Maison nomade contre la crise du logement
Exposition Architectes et artistes proposent des solutions pour occuper les espaces commerciaux
Ils exposent des prototypes d’«habitat minimal»
Lorsqu’une ville manque de logements abordables, pourquoi ne pas investir les espaces laissés vacants dans des locaux commerciaux à l’abandon? La question agite les cités estudiantines comme Genève, qui disposent d’une pléthore de bureaux mais manquent d’appartements. L’Association pour le logement des jeunes en formation (ALJF) s’en empare dans l’exposition Les Garages, à voir jusqu’en mai à Renens (VD), dans le local d’un ancien concessionnaire automobile.
Artistes et architectes y dévoilent le fruit de leurs réflexions sur «l’architecture d’urgence». «Nous proposons des solutions pour occuper des espaces commerciaux vides de manière temporaire et nomade», explique Christoph Holz, du studio Whood, à Lausanne. Objectif: prouver par l’exemple qu’il est possible de trouver à peu de frais et rapidement des solutions ephémères face à la crise du logement. Six groupes ont conçu chacun un micro-habitat sur la base de deux contraintes: occuper un volume pas plus grand que 7 mètres carrés, pour un coût ne dépassant pas 1000 francs.

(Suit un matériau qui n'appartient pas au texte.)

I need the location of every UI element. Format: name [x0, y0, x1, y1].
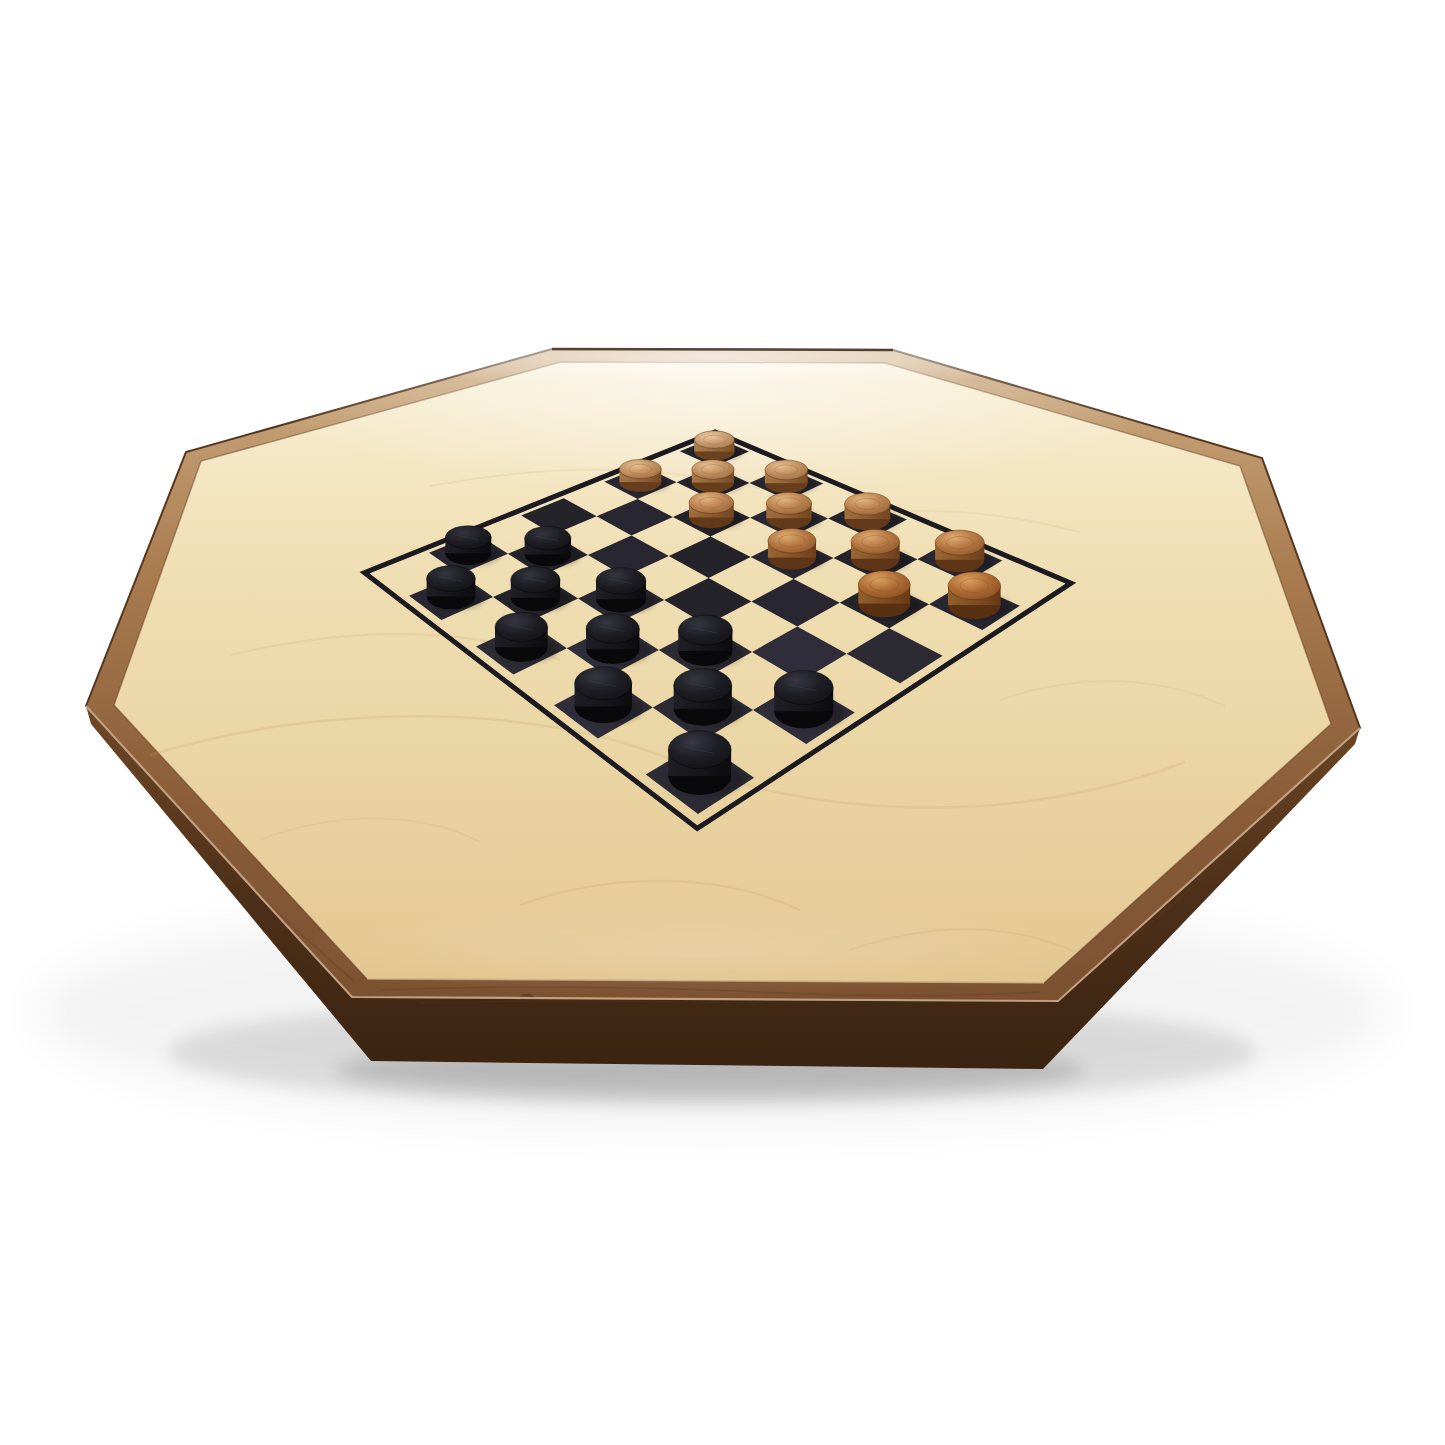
octagonal-checkers-board: [0, 0, 1445, 1445]
photo-stage: [0, 0, 1445, 1445]
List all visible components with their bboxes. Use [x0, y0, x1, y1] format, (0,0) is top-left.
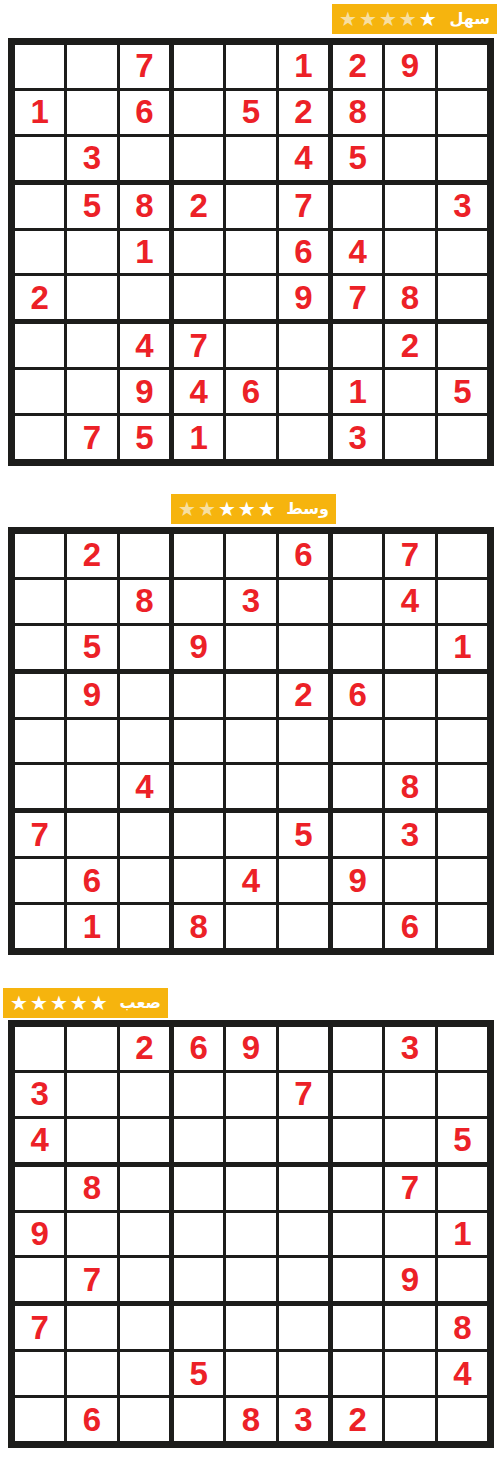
- cell-r6c8: 9: [385, 1258, 434, 1301]
- cell-r6c1: [15, 765, 64, 808]
- cell-r1c1: [15, 1027, 64, 1070]
- cell-r9c7: 2: [333, 1398, 382, 1441]
- cell-r7c4: 7: [174, 324, 223, 367]
- cell-r2c6: [279, 580, 328, 623]
- cell-r1c4: 6: [174, 1027, 223, 1070]
- cell-r7c2: [67, 324, 116, 367]
- cell-r5c8: [385, 720, 434, 763]
- cell-r9c9: [438, 1398, 487, 1441]
- cell-r7c3: [120, 813, 169, 856]
- cell-r2c3: 6: [120, 91, 169, 134]
- cell-r5c8: [385, 231, 434, 274]
- cell-r9c9: [438, 416, 487, 459]
- cell-r2c5: 3: [226, 580, 275, 623]
- cell-r7c4: [174, 1306, 223, 1349]
- cell-r8c6: [279, 859, 328, 902]
- cell-r4c9: [438, 674, 487, 717]
- cell-r9c8: 6: [385, 905, 434, 948]
- cell-r4c9: [438, 1167, 487, 1210]
- cell-r4c2: 9: [67, 674, 116, 717]
- cell-r3c7: 5: [333, 137, 382, 180]
- star-icon: ★: [399, 4, 417, 34]
- cell-r4c2: 8: [67, 1167, 116, 1210]
- cell-r8c4: 5: [174, 1352, 223, 1395]
- cell-r8c3: [120, 859, 169, 902]
- cell-r2c8: [385, 1073, 434, 1116]
- cell-r2c5: [226, 1073, 275, 1116]
- sudoku-box: 4975: [15, 324, 169, 459]
- cell-r5c6: [279, 1213, 328, 1256]
- cell-r3c8: [385, 626, 434, 669]
- cell-r8c4: 4: [174, 370, 223, 413]
- sudoku-box: 285: [15, 534, 169, 669]
- cell-r3c3: [120, 137, 169, 180]
- cell-r5c6: 6: [279, 231, 328, 274]
- cell-r1c6: 1: [279, 45, 328, 88]
- cell-r7c1: 7: [15, 1306, 64, 1349]
- cell-r7c6: [279, 1306, 328, 1349]
- cell-r3c4: [174, 137, 223, 180]
- cell-r7c2: [67, 1306, 116, 1349]
- cell-r5c2: [67, 231, 116, 274]
- cell-r8c3: 9: [120, 370, 169, 413]
- cell-r2c4: [174, 580, 223, 623]
- cell-r7c7: [333, 324, 382, 367]
- cell-r2c2: [67, 580, 116, 623]
- cell-r6c7: [333, 1258, 382, 1301]
- cell-r2c6: 7: [279, 1073, 328, 1116]
- difficulty-banner-easy: سهل ★★★★★: [332, 4, 497, 34]
- cell-r8c2: [67, 1352, 116, 1395]
- cell-r3c4: 9: [174, 626, 223, 669]
- cell-r1c6: [279, 1027, 328, 1070]
- cell-r7c7: [333, 813, 382, 856]
- cell-r9c5: [226, 905, 275, 948]
- cell-r7c6: 5: [279, 813, 328, 856]
- star-icon: ★: [178, 494, 196, 524]
- cell-r8c3: [120, 1352, 169, 1395]
- sudoku-grid-easy: 716315242985581227693478497574612153: [8, 38, 494, 466]
- cell-r1c9: [438, 45, 487, 88]
- cell-r3c2: [67, 1119, 116, 1162]
- cell-r7c8: [385, 1306, 434, 1349]
- cell-r6c2: [67, 276, 116, 319]
- cell-r2c2: [67, 1073, 116, 1116]
- cell-r6c2: 7: [67, 1258, 116, 1301]
- sudoku-box: 2985: [333, 45, 487, 180]
- cell-r7c6: [279, 324, 328, 367]
- cell-r7c5: [226, 1306, 275, 1349]
- sudoku-box: 2: [174, 674, 328, 809]
- cell-r3c9: 1: [438, 626, 487, 669]
- cell-r6c8: 8: [385, 765, 434, 808]
- cell-r8c1: [15, 370, 64, 413]
- cell-r4c4: [174, 674, 223, 717]
- cell-r6c5: [226, 1258, 275, 1301]
- cell-r1c8: 3: [385, 1027, 434, 1070]
- cell-r2c5: 5: [226, 91, 275, 134]
- cell-r3c4: [174, 1119, 223, 1162]
- cell-r6c7: [333, 765, 382, 808]
- cell-r8c8: [385, 370, 434, 413]
- sudoku-page: سهل ★★★★★ 716315242985581227693478497574…: [0, 0, 500, 1465]
- sudoku-box: 5812: [15, 185, 169, 320]
- cell-r4c8: [385, 674, 434, 717]
- cell-r1c3: 2: [120, 1027, 169, 1070]
- cell-r8c7: 9: [333, 859, 382, 902]
- cell-r2c9: [438, 91, 487, 134]
- cell-r5c4: [174, 720, 223, 763]
- cell-r4c8: [385, 185, 434, 228]
- cell-r4c5: [226, 674, 275, 717]
- sudoku-box: 897: [15, 1167, 169, 1302]
- cell-r5c7: 4: [333, 231, 382, 274]
- cell-r8c2: [67, 370, 116, 413]
- star-icon: ★: [258, 494, 276, 524]
- cell-r6c6: 9: [279, 276, 328, 319]
- cell-r7c9: [438, 324, 487, 367]
- sudoku-box: 7163: [15, 45, 169, 180]
- cell-r8c6: [279, 1352, 328, 1395]
- cell-r6c4: [174, 276, 223, 319]
- cell-r1c5: 9: [226, 1027, 275, 1070]
- cell-r1c7: [333, 1027, 382, 1070]
- cell-r2c7: [333, 1073, 382, 1116]
- cell-r4c5: [226, 1167, 275, 1210]
- star-icon: ★: [90, 988, 108, 1018]
- cell-r1c2: [67, 1027, 116, 1070]
- cell-r6c3: 4: [120, 765, 169, 808]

Le module «Kasa», développé par Christoph Holz, son associée Jeanne Wéry et Regis Widmer, s’articule autour d’un matelas déposé dans une boîte. Des meubles de récupération – placard, commode, secrétaire – se greffent en étoile sur la structure centrale pour former une «chambre inversée». «Plutôt que d’installer des meubles dans un volume fermé, nous voulions exploiter l’espace libre autour du cocon central», explique l’architecte Jeanne Wéry. Prix total des matériaux: 380 francs. Temps de déménagement estimé: 40 minutes.
Le «cube russo-japonais», inspiré à la fois des matriochkas et des maisons traditionnelles japonaises – les Shoji, assemblées sans clous –, est composé de six pièces dont les dimensions ne dépassent pas l’encadrure d’une porte. Emboîtée à l’intérieur de la structure, une couchette installée en hauteur évoque les hôtels-capsules tokyoïtes. Installés contre les parois, des cubes en escaliers servent de rangement.
La Bifanas conçue par le collectif d’architectes de l’EPFL Sapin, sous la forme d’une cabane triangulaire, rappelle une hutte ou un bungalow. Entièrement formées de lambourdes, longues pièces de bois reliées entre elles par des cordes, les parois s’ouvrent à la manière d’un store.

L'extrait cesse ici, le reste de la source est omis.